In an attempt to bring some order to a failing reentry system, cities are taking the lead and as reported by the Manhattan Institute, some small successes are being seen, and, in one case, the focus on immediate employment will help some prisoners who are not committed criminals.
It is committed criminals who commit the highest proportion of crimes and consequently, represent the most important social locus for rehabilitative success.
“More than 700,000 prisoners will be released in the United States this year. Tragically, some two-thirds will wind up back behind bars. Improving on that record is of crucial importance, especially to cities and the mayors who lead them. The numbers are telling. Nearly 40,000 people are released to Philadelphia annually from federal and state prisons or local jails. At any given time, approximately 12,500 parolees are under mandatory supervision in Baltimore. Dallas handles the release of 400-600 newly-released prisoners every month.
“This wave of returning ex-offenders is a long-brewing side effect of the stepped-up law enforcement and tougher drug laws of the 1980s—imaginative reforms which helped bring down crime rates and contributed to the rebirth of cities such as New York.
“Today, the challenge has changed: returning ex-offenders need the right assistance—and incentives—to avoid returning to lives of crime.
“Cities are often expected to take on that job. In Newark, NJ, for instance, it is not unusual for ex-offenders to walk right in to city hall looking for help. Finding a job is almost always at the top of the list.
“But cities typically have neither an independent agency with a mandate to handle prisoner reentry nor a budget to support such efforts. That's a symptom of a larger problem. In contrast with most government functions—from public health to public assistance—there is no one agency charged with, and accountable for, the job of helping ex-offenders become successful, law-abiding citizens. State corrections departments' authority and interest extends only as far as the prison gate. Parole and probation systems devote many of their resources to identifying new offenses (or technical violations) and returning those in their charge to jail. Police departments understandably focus on arresting law-breakers, not working with other agencies to share information about parolees. Social service providers operating under state or county contracts are frequently evaluated by the quantity of services they provide, rather than whether the cases they manage result in positive outcomes.

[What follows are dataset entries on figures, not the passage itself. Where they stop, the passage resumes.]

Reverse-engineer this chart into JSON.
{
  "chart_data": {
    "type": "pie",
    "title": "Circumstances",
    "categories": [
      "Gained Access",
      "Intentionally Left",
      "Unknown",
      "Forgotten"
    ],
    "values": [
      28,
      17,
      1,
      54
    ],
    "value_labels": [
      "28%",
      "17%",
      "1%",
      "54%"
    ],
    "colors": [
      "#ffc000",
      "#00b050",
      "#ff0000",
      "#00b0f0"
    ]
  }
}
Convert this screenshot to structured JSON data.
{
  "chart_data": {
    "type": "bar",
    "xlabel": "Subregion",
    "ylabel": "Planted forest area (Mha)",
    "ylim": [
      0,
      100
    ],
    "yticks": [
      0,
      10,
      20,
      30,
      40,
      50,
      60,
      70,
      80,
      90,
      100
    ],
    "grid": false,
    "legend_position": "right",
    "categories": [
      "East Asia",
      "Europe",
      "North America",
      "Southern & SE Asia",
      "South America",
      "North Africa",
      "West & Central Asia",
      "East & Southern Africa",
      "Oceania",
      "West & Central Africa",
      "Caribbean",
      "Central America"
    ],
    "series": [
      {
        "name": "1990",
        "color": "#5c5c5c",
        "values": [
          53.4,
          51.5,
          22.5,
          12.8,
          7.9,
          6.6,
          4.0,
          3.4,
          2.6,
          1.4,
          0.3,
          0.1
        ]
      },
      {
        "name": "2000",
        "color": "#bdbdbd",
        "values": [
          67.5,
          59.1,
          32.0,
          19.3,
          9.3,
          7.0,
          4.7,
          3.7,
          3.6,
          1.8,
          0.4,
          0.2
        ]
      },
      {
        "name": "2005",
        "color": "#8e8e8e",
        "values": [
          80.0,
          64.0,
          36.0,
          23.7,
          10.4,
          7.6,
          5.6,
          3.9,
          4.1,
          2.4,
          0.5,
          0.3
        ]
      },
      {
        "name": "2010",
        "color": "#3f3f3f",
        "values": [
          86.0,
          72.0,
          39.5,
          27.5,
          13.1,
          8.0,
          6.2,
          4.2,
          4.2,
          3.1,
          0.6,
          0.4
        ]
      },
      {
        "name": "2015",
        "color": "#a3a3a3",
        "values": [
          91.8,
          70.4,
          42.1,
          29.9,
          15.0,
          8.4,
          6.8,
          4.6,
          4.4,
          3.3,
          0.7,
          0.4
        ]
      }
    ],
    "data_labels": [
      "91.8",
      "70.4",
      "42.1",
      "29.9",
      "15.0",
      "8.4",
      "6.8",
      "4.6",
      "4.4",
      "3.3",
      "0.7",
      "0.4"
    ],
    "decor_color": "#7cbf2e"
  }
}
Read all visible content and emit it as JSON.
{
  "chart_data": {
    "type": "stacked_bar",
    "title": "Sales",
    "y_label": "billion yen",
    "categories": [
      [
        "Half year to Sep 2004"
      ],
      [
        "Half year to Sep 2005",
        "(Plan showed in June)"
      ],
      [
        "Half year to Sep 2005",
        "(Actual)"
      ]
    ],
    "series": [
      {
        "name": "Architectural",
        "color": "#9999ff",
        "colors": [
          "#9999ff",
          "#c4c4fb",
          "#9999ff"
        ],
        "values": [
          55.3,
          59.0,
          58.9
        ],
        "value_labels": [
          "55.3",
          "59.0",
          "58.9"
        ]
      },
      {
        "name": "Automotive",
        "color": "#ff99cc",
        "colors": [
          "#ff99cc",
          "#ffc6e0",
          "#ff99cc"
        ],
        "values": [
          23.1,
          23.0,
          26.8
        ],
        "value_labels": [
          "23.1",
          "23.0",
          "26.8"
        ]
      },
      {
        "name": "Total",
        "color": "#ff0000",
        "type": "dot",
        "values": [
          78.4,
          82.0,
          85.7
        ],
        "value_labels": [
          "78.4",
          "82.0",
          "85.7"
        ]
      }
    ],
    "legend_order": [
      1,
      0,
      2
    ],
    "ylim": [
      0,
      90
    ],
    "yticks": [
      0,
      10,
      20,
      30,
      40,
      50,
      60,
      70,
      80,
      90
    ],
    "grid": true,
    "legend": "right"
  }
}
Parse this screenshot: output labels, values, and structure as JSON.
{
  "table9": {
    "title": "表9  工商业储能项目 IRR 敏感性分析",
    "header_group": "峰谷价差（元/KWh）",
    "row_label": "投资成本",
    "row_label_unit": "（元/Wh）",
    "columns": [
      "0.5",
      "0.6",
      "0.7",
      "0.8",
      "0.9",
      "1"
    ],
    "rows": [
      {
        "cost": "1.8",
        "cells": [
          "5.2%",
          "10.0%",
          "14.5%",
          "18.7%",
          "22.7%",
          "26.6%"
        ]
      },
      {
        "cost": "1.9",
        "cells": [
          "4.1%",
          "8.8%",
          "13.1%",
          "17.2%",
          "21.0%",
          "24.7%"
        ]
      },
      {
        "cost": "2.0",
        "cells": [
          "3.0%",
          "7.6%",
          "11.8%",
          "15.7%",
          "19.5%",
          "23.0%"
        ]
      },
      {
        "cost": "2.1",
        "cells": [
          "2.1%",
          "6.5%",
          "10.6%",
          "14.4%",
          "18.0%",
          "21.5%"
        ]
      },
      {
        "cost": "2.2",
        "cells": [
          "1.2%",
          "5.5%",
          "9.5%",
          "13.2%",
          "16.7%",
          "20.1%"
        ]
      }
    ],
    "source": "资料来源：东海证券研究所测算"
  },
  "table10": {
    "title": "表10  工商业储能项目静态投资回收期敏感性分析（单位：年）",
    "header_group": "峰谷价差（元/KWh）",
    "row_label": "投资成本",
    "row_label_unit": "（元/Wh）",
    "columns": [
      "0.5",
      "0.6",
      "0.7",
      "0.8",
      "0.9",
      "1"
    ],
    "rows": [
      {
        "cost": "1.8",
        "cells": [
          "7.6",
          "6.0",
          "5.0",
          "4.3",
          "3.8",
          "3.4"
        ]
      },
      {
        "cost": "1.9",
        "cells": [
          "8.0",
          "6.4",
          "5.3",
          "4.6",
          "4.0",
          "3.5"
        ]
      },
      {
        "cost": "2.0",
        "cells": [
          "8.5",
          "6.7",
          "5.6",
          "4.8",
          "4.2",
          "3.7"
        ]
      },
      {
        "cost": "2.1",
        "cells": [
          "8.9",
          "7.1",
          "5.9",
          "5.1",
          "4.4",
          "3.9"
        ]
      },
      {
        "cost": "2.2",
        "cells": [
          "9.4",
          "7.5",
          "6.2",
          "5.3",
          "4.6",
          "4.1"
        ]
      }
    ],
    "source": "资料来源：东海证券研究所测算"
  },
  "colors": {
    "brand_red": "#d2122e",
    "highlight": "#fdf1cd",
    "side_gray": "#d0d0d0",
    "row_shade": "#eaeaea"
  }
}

No one part of government ever seems to be in charge.
“Increasingly, in cities like Newark, Jacksonville, and Chicago, mayors and municipal leaders, knowing that their cities are at risk if the reentry problem is not addressed, are taking steps to organize this disjointed non-system and to hold accountable those who are supposed to be steering former prisoners toward constructive lives. At the heart of this effort is the same strategy that made welfare reform effective in the 1990s: a focus on employment.”